After further reflection I wonder if you have a firewall that is
preventing connections to certain ports.
Terry Dontje wrote:
> Hello Sofia,
> Ok, so I really wanted the stack of when you run with "-mca
> mpi_preconnect_all 1" I believe you'll see that one of the processes
> will be in init. However, the stack still probably will not help me
> help you. What needs to happen is to step through the code in dbx
> while the connection is trying to be established. I am hoping you
> might find the connect call fails or that we've been given an
> interface that somehow cannot reach the other node. However, when you
> specified "-mca btl_tcp_if_include eth1" that should have forced
> things to use the interface you need. So it really comes down to why
> are we not connecting to the eth1 address? Are we failing on routing
> to that address or is the connect failing because we are trying to use
> a port that we are not really allowed to use or is it something else?

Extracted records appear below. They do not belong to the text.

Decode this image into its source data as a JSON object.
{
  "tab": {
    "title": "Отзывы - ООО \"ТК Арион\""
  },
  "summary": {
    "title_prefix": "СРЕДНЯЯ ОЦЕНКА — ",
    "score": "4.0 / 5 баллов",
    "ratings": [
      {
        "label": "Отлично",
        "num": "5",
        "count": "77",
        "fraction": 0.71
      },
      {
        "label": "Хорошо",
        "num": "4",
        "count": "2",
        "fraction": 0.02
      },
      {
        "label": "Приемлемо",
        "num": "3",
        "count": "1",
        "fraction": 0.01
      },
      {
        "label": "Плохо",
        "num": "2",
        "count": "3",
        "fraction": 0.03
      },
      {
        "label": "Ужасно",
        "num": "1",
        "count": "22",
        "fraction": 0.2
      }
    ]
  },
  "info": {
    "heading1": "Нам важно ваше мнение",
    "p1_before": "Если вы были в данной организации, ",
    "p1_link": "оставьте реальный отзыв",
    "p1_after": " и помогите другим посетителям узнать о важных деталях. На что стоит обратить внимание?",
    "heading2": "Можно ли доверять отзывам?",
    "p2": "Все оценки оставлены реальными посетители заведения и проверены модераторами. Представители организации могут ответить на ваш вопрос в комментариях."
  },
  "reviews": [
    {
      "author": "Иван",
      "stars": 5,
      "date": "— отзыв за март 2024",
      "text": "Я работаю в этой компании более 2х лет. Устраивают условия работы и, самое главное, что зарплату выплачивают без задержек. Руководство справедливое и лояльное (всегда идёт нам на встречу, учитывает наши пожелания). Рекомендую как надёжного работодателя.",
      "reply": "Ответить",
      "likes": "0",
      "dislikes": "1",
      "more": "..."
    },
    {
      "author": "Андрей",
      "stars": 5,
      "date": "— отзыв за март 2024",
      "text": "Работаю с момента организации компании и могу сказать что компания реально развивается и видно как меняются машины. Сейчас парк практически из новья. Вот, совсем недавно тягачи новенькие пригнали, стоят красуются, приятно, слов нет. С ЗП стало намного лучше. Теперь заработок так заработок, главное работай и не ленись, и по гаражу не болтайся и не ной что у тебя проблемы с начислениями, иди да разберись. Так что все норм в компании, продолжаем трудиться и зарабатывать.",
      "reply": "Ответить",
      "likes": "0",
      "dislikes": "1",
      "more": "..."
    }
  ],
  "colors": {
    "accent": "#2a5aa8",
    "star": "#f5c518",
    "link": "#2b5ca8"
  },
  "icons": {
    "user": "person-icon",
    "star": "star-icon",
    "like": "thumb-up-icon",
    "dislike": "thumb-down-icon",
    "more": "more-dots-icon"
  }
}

> I don't think it is a routing problem since you are able to reach each
> node via ssh. Is there someone else on the list that might want to
> lend a hand here? I feel like I am missing something obvious going on
>> Date: Fri, 19 Sep 2008 16:09:11 +0200
>> From: "Sofia Aparicio Secanellas" <saparicio_at_[hidden]>
>> Subject: Re: [OMPI users] Problem with MPI_Send and MPI_Recv
>> To: "Open MPI Users" <users_at_[hidden]>
>> Message-ID: <1BBF50FE29F743B5829CC3785F47CADD_at_aparicio1>
>> Content-Type: text/plain; charset="iso-8859-1"; Format="flowed"
>> Hello Terry,
>> I have installed 1.2.7 and I obtain the same result.
>> I will explain you what I have done.
>> 1. On my computer edu_at_10.1.10.240 I have added a new user called
>> sofia. This way I have sofia_at_10.1.10.208 and sofia_at_10.1.10.240.
>> 2. I have downloaded the openmpi 1.2.7 from the openmpi website on
>> both computers in /home/sofia/Desktop.
>> 3. I have installed everything using "sudo ./configure", "sudo make"
>> and "sudo make install".
>> 4. To make ssh not ask me for a password. I have typed in
>> sofia_at_10.1.10.208 "ssh-keygen -t dsa", "cd $HOME/.ssh" and "cp
>> id_dsa.pub authorized_keys". I have copied the directory
>> "/home/sofia/.ssh" from sofia_at_10.1.10.208 to /home/sofia/.ssh in
>> sofia_at_10.1.10.240. The ssh command without password works on
>> computer sofia_at_10.1.10.208 but computer sofia_at_10.1.10.208 ask me for
>> a passphrase and for the password. Is it normal?
>> 5. I have created a directory "/home/sofia/programasparalelos" on
>> both computers and I have given permissions to the directory with
>> "chmod 777".
>> 6. I have copied on both computers in
>> "/home/sofia/programasparalelos" the program "PruebaSumaParalela.c"
>> (I have changed a little bit the program, I enclose you the new
>> program) and I have compiled using "mpicc PruebaSumaParalela.c -o
>> 7. Now I run the program on both computersusing the command:
>> mpirun -np2 --host 10.1.10.208,10.1.10.240 --prefix /usr/local
>> When I run the program I obtain 3 PIDs executing on every computer,
>> 2 of "./PruebaSumaParalela.out" and 1 of "mpirun -np2 --host
>> 10.1.10.208,10.1.10.240 --prefix /usr/local
>> ./PruebaSumaParalela.out". I enclose you the results obtained on
>> every computer for every "./PruebaSumaParalela.out".
>> Thank you very much.